È vero che durante il biennio 2008-2009, quello in cui la crisi fu più acuta, i conti pubblici italiani sono peggiorati meno della media europea. L’Italia ha limitato il suo deficit al -5.3% durante il 2009, mentre diversi paesi hanno subito un deficit temporaneo oltre il 10%. Il resto dell’articolo è pieno di dichiarazioni fuorvianti.

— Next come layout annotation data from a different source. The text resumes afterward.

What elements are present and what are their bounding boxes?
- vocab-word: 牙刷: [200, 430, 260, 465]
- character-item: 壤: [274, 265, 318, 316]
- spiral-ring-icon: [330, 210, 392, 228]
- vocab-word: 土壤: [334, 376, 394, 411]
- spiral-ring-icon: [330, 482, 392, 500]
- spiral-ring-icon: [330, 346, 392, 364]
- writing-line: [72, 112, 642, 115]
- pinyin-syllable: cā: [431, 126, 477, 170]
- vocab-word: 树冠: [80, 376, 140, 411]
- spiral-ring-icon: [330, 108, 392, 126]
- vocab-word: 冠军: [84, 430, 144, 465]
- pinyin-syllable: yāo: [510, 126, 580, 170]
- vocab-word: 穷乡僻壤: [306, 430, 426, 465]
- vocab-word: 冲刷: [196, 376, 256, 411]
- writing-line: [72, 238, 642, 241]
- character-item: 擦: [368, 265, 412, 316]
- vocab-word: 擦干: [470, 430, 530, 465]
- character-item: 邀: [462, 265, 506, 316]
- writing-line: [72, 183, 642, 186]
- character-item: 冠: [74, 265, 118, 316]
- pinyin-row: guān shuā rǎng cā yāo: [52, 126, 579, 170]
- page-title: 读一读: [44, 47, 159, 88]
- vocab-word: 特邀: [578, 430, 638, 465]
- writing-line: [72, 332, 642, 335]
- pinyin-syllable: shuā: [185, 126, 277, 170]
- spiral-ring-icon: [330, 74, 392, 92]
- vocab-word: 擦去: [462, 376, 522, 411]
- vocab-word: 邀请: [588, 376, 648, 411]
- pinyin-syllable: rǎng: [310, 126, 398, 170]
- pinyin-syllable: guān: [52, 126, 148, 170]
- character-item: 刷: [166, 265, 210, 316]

a) “Il debito e gli interessi sul debito sono stati in passato molto più alti”. Ricordare che nel 1994 il rapporto debito-Pil era al 124.8% e gli interessi sul debito erano al 7.05% non ha molto senso. Intanto la sostenibilità dell’indebitamento non si basa solo sul livello di debito ma su altri fattori, tra cui il più importante è la crescita. E difatti l’articolo stesso ricorda che la crescita nominale nel ’94 era quasi al 5%, mentre oggi “la crescita italiana è cronicamente debole” per citare lo stesso articolo del Sole. Ma la parte più fuorviante è il paragone con gli interessi elevati che si pagavano negli anni ’90. Gli interessi dell’era Lira non sono paragonabili con gli interessi dell’era Euro. Al tempo esisteva l’opzione della svalutazione come valvola di sfogo per i conti pubblici. Tale possibile opzione era anticipata dai mercati, e i tassi d'interesse erano determinati sui mercati finanziari internazionali. Per questa ragione i tassi d'interesse sul debito italiano includevano una componente che includeva la svalutazione attesa. L’adozione dell’euro ha eliminato il rischio svalutazione, e paesi indebitati come l’Italia hanno potuto per questa ragione avvantaggiarsi di interessi più bassi. La controparte è però stata l'impossibilità di ridurre il debito mediante la svalutazione. La recente impennata dello spread di Btp decennali tra Italia e Germania è più preoccupante degli interessi elevati anni ’90 perché oggi lo spread del 3% è spiegabile solamente come rischio-paese, ossia con il fatto che i mercati assegnano una probabilità non nulla al fatto che l'Italia (a differenza della Germania) non riuscirà a pagare per intero il proprio debito.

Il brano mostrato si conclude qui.